Opinião: Muito trovão e pouca chuva

O exagerado "bom mocismo", alardeado pelos departamentos de marketing, promoção e assessorias de imprensa de muitas empresas, joga no lixo uma das maiores conquistas do marketing dos últimos anos: o apoio às causas sociais e comunitárias.

Atualizado em 27/07/2011 às 16:07, por Eloi Zanetti.

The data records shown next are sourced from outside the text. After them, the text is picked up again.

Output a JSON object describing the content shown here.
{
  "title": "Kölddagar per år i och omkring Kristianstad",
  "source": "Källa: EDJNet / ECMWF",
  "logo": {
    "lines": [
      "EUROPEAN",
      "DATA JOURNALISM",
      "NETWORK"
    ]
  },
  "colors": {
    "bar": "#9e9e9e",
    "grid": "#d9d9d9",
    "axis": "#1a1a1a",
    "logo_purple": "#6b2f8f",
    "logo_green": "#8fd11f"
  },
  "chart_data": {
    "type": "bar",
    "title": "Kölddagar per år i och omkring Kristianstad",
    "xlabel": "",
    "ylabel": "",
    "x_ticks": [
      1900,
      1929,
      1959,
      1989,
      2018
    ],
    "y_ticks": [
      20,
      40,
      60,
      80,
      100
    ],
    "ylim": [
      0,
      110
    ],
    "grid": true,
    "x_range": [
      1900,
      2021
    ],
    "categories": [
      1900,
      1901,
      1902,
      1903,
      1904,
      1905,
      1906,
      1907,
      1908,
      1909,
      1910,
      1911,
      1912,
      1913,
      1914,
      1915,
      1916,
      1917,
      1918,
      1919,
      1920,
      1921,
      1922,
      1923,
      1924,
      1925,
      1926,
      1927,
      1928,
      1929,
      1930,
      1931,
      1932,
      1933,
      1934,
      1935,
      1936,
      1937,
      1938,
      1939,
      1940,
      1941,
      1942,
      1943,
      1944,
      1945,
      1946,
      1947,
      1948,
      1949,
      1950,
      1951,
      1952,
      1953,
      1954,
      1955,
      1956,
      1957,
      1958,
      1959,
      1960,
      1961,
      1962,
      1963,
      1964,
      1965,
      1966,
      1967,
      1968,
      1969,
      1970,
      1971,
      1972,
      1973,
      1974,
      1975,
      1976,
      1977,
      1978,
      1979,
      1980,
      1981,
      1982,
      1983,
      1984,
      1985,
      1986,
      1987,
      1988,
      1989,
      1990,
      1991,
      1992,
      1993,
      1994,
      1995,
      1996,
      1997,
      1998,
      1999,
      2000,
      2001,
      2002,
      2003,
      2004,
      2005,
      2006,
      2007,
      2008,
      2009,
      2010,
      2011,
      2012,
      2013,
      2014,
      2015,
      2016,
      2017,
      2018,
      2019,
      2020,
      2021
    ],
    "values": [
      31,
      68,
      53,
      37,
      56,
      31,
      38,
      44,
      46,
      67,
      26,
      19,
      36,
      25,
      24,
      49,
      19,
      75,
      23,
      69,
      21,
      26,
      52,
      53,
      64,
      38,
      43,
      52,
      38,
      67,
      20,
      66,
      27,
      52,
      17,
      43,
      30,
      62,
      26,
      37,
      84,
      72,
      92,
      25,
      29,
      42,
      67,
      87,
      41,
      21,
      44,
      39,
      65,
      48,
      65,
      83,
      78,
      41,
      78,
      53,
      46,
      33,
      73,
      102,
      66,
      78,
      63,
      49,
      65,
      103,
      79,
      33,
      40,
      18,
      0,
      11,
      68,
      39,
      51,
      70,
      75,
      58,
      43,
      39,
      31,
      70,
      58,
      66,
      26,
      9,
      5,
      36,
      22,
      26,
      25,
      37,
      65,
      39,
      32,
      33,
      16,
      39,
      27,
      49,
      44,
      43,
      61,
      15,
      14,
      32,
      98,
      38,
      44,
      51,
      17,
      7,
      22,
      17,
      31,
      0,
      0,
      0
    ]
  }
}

O uso excessivo da mídia e da promoção usando as causas sociais que algumas empresas dizem fazer e não fazem desacredita o trabalho sério de muita gente.
Em um país onde é comum a mídia e a promoção andarem mais rápido do que o fato, haverá sempre uma enorme defasagem entre o divulgado e o que foi realmente realizado. Como sempre, falsas promessas e esperanças alimentam o nosso povo. E esse muito dizer e pouco fazer por parte das empresas mal intencionadas a respeito do assunto social comunitário criam descrédito sobre as suas propaladas intenções. O público não é ingênuo e desconfia quando o anunciado é falso. Para algumas ações empresariais, o tiro já está saindo pela culatra, ninguém acredita.
Nos últimos anos, o assunto virou moda e posar de bonzinho e benfeitor das causas comunitárias nas rodas sociais e empresariais virou sinônimo de politicamente correto. De uma hora para outra apareceram dezenas de prêmios em prol das causas sociais. Faculdades montaram às pressas cursos sobre a matéria e esses, ministrados por gente que nunca trabalhou em causa nenhuma, "ensinam". Artigos em jornais e revistas sobre esses pretensos salvadores do mundo são publicados à exaustão, pois novos empresários amigos do verde e dos pobres não faltam. Espaços especiais são abertos para tratar dos temas apresentados. Institutos, Ong´s, Osip´s e Fundações nascem todos os dias. Feiras sobre essa repentina boa vontade social das empresas brasileiras proliferam por todo o país. "Não deixe a sua mão esquerda saber o que a sua mão direita faz" pode ser aplicado em quase todos os setores.
Infelizmente algumas empresas e seus departamentos ditos de marketing, percebendo que podem tirar vantagens promocionais em aliar seus nomes em causas sociais aprenderam cedo a "usar o santo nome da ecologia, da fome, da miséria e dos meninos de rua em vão."
Recentemente, vi uma grande empresa apresentar suas atividades sobre alfabetização de adultos. Quando perguntados sobre quantas pessoas haviam sido alfabetizadas comparadas ao gasto de mídia e de promoção sobre o projeto, o apresentador meio que se desculpou e apresentou modestíssimos números. "Então, voltem para a empresa e alfabetizem umas 100 mil e só depois apresentem alguma coisa ao público. "Pois com o dinheiro que estão gastando em promoção poderiam oferecer bolsa de estudos para vários alunos por muitos anos", disse um indignado ouvinte.
Outra empresa da área financeira e que sabidamente não faz nada em prol da ecologia alardeia em outdoors e em ações promocionais milionárias a sua participação na área. Quem faz trabalho sério e competente, ao ver valores expressivos serem usados na sustentação de mentiras e não na causa final, se desestimula.
Em boa hora, a partir de 1º de agosto o Conselho de Autorregulamentação Publicitária (Conar) vai começar a olhar com mais atenção para os atributos verdes dos produtos e serviços anunciados pelas empresas. Elas terão que comprovar as qualidades sustentáveis anunciadas e o que alardearem terá que ser passível de verificação e comprovação. Já é tempo de dar um basta nesse festival de promoção enganosa. Em alguns países existe até um termo que define a promoção enganosa, quando se trata de atributos verdes - greenwashing.